ISSA UK: ‘Treacherous Computing’ can constrain legitimate software

Why is corporate adoption of the trusted computing standard still very low when over 70% of new computing devices have built-in trusted platform modules (TPMs)?

Why is corporate adoption of the trusted computing standard still very low when over 70% of new computing devices have built-in trusted platform modules (TPMs)?

The Trojan horse is often cited as the event that led to the demise of Troy, writes Raj Samani from ISSA UK. Although the theft of the Palladium by Odysseus and Diomedes is the action that allowed for the a daring raid. The Greeks learned that Troy was protected by the Palladium, and would not fall while it remained within Troy's walls.

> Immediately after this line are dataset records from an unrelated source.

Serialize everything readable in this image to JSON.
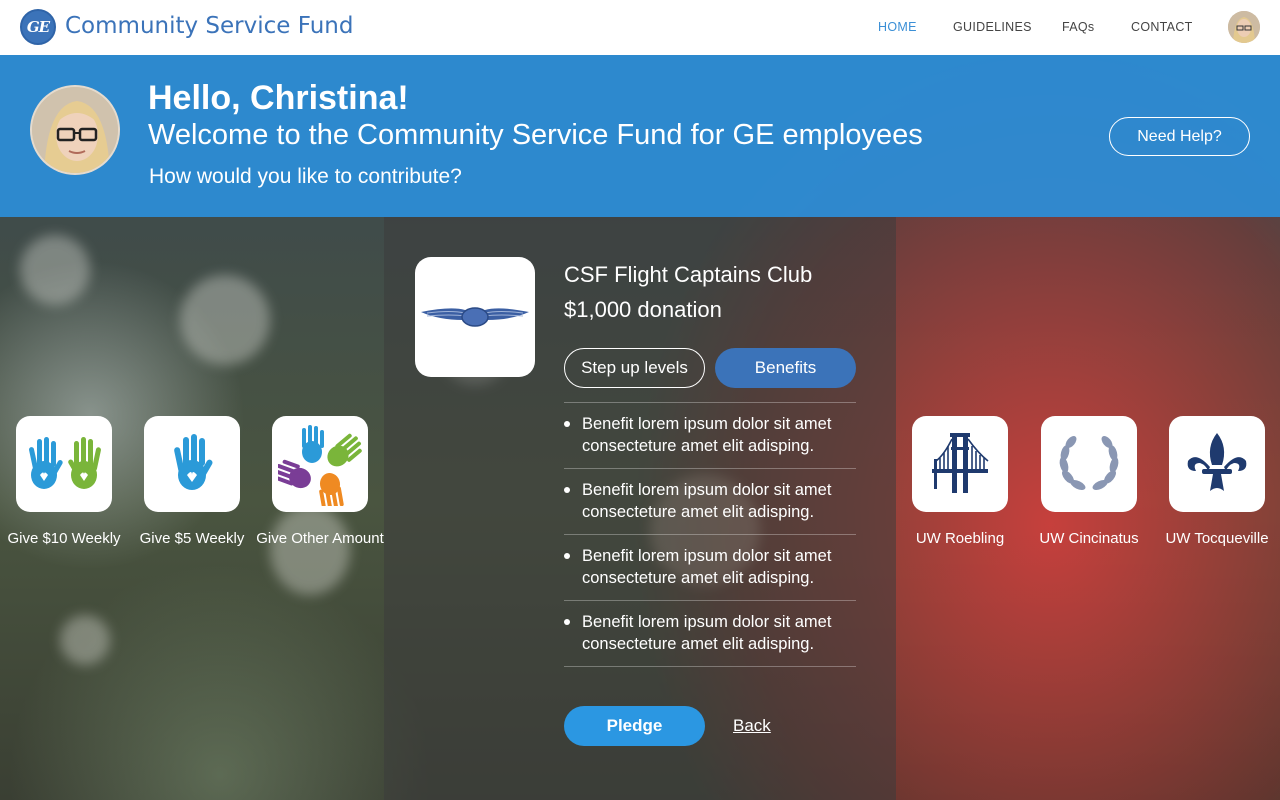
{
  "header": {
    "logo_text": "GE",
    "brand": "Community Service Fund",
    "nav": [
      "HOME",
      "GUIDELINES",
      "FAQs",
      "CONTACT"
    ],
    "active_nav": "HOME"
  },
  "banner": {
    "hello": "Hello, Christina!",
    "welcome": "Welcome to the Community Service Fund for GE employees",
    "question": "How would you like to contribute?",
    "help_button": "Need Help?"
  },
  "left_options": [
    {
      "label": "Give $10 Weekly",
      "icon": "two-hands-icon"
    },
    {
      "label": "Give $5 Weekly",
      "icon": "hand-icon"
    },
    {
      "label": "Give Other Amount",
      "icon": "many-hands-icon"
    }
  ],
  "club": {
    "title": "CSF Flight Captains Club",
    "amount": "$1,000 donation",
    "icon": "wings-icon",
    "tabs": [
      "Step up levels",
      "Benefits"
    ],
    "active_tab": "Benefits",
    "benefits": [
      "Benefit lorem ipsum dolor sit amet consecteture amet elit adisping.",
      "Benefit lorem ipsum dolor sit amet consecteture amet elit adisping.",
      "Benefit lorem ipsum dolor sit amet consecteture amet elit adisping.",
      "Benefit lorem ipsum dolor sit amet consecteture amet elit adisping."
    ],
    "pledge_button": "Pledge",
    "back_link": "Back"
  },
  "right_options": [
    {
      "label": "UW Roebling",
      "icon": "bridge-icon"
    },
    {
      "label": "UW Cincinatus",
      "icon": "laurel-wreath-icon"
    },
    {
      "label": "UW Tocqueville",
      "icon": "fleur-de-lis-icon"
    }
  ],
  "colors": {
    "brand_blue": "#3b73b9",
    "banner_blue": "#2c8ed8",
    "pledge_blue": "#2b97e2",
    "nav_active": "#3b8fd6"
  }
}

It therefore seemed fitting that the development of an internal module designed to protect the computing environment was codenamed 'Palladium'. A hardware component to generate and store encryption keys; it was seen as the answer for encryption, and authentication of users, applications and other computers.

By containing its own Root of Trust, it is seen as the answer to Bill Gates' prayers by getting the Chinese to pay for software. The Free Software Foundation has however dubbed an alternative name - Treacherous computing.

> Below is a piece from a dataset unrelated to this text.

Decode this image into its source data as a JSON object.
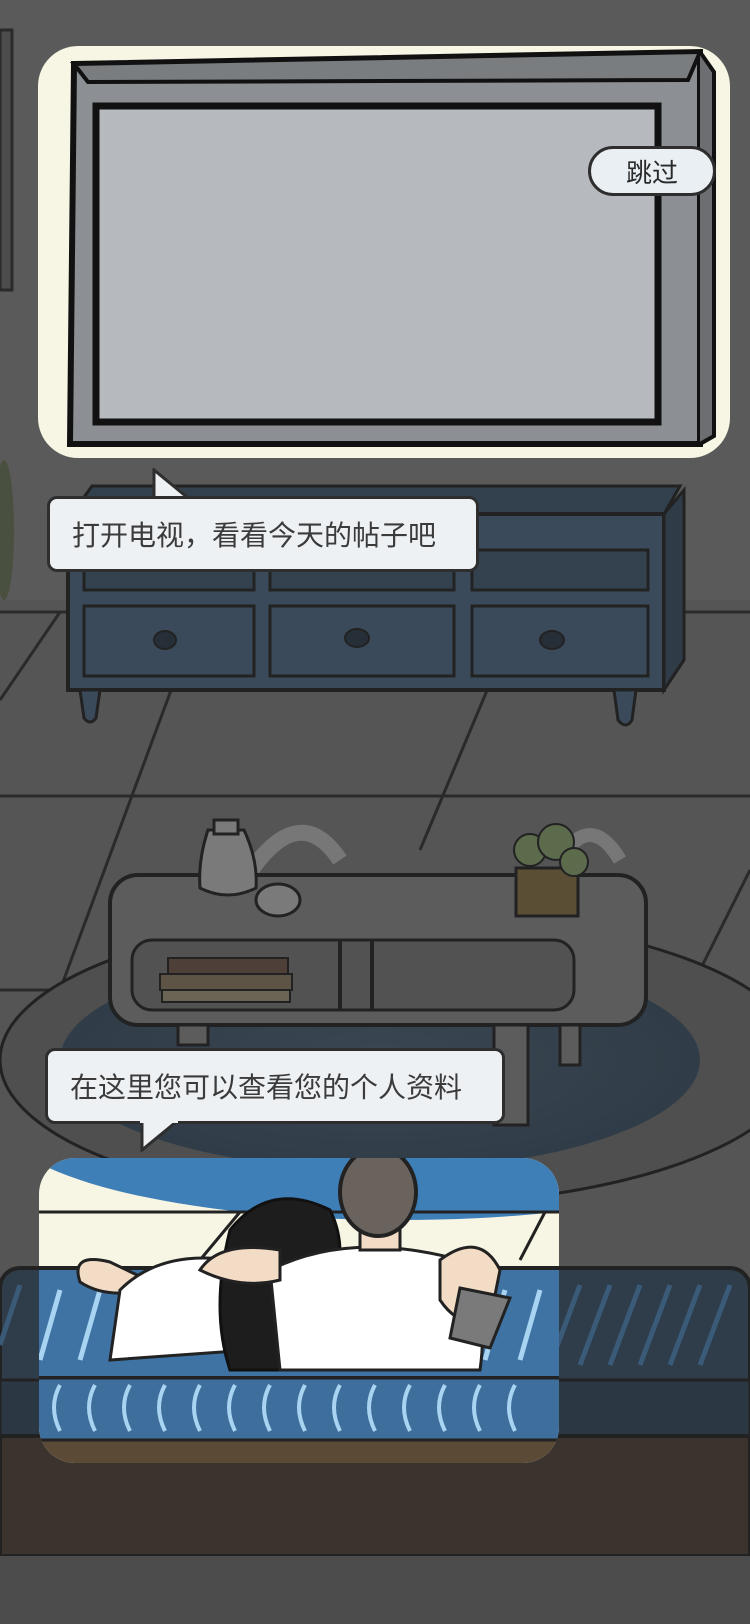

So despite an estimated (IDC) 250 million PCs shipping with TPM hardware this year, there are few applications using the modules. Equally, the proposed benefits have also been dismissed; claims to prevent malware, and the ability to stop spam already exists with mail white-lists. Privacy violations are argued to be the result of abuse of authorised access and according to Ross Anderson of the University of Cambridge: "TC will increase the incentives for companies to collect and trade personal data on you They constrain what you can do with your PC in order to enable application and service vendors to extract more money from you."

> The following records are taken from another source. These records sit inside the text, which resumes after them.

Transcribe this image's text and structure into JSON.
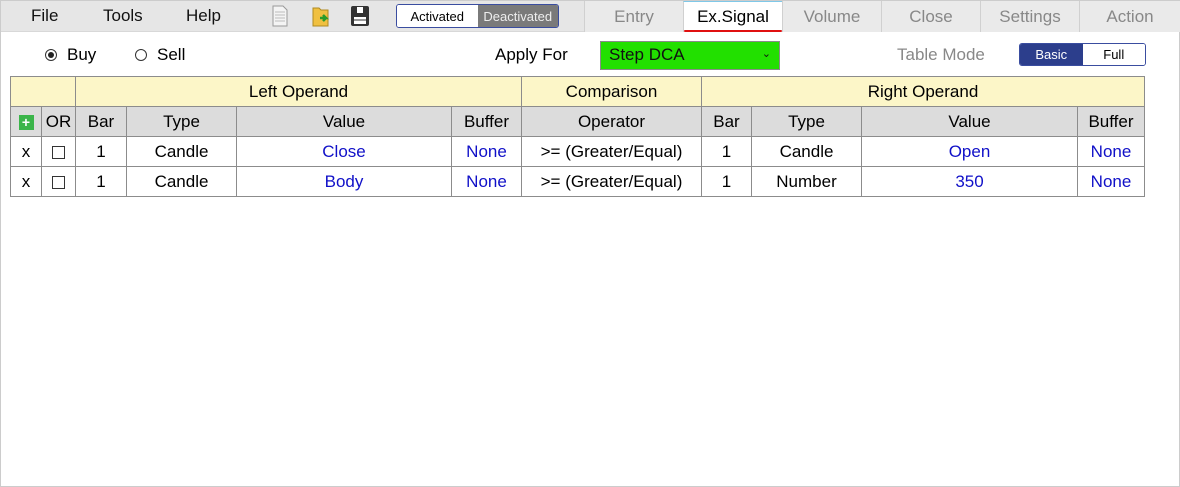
{
  "menu": {
    "file": "File",
    "tools": "Tools",
    "help": "Help"
  },
  "toggle": {
    "activated": "Activated",
    "deactivated": "Deactivated"
  },
  "tabs": [
    "Entry",
    "Ex.Signal",
    "Volume",
    "Close",
    "Settings",
    "Action"
  ],
  "side": {
    "buy": "Buy",
    "sell": "Sell"
  },
  "apply_for": {
    "label": "Apply For",
    "value": "Step DCA"
  },
  "table_mode": {
    "label": "Table Mode",
    "basic": "Basic",
    "full": "Full"
  },
  "table": {
    "groups": {
      "left": "Left Operand",
      "comparison": "Comparison",
      "right": "Right Operand"
    },
    "headers": {
      "add": "+",
      "or": "OR",
      "bar": "Bar",
      "type": "Type",
      "value": "Value",
      "buffer": "Buffer",
      "operator": "Operator"
    },
    "rows": [
      {
        "del": "x",
        "lbar": "1",
        "ltype": "Candle",
        "lvalue": "Close",
        "lbuf": "None",
        "op": ">= (Greater/Equal)",
        "rbar": "1",
        "rtype": "Candle",
        "rvalue": "Open",
        "rbuf": "None"
      },
      {
        "del": "x",
        "lbar": "1",
        "ltype": "Candle",
        "lvalue": "Body",
        "lbuf": "None",
        "op": ">= (Greater/Equal)",
        "rbar": "1",
        "rtype": "Number",
        "rvalue": "350",
        "rbuf": "None"
      }
    ]
  }
}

The benefits appear to be largely superseded by DRM requirements embedded into applications and content. Although beneficial this largely effects commercial organisations supplying to end customers, and is not seen as something that is beneficial to the corporate environment. That, combined with the very applications favouring TPM, is largely the reason for the lack of corporate adoption.

Such negative connotations are clearly to the detriment of the wide scale adoption of Trusted Computing. Equally, a device that "might also stop you from using any legitimate software that your hardware or operating system vendor simply doesn't like" [Schneier], is also unlikely to provide a compelling reason for adoption. Although there are benefits, it would seem computer users are unwilling to relinquish control of their PCs for now.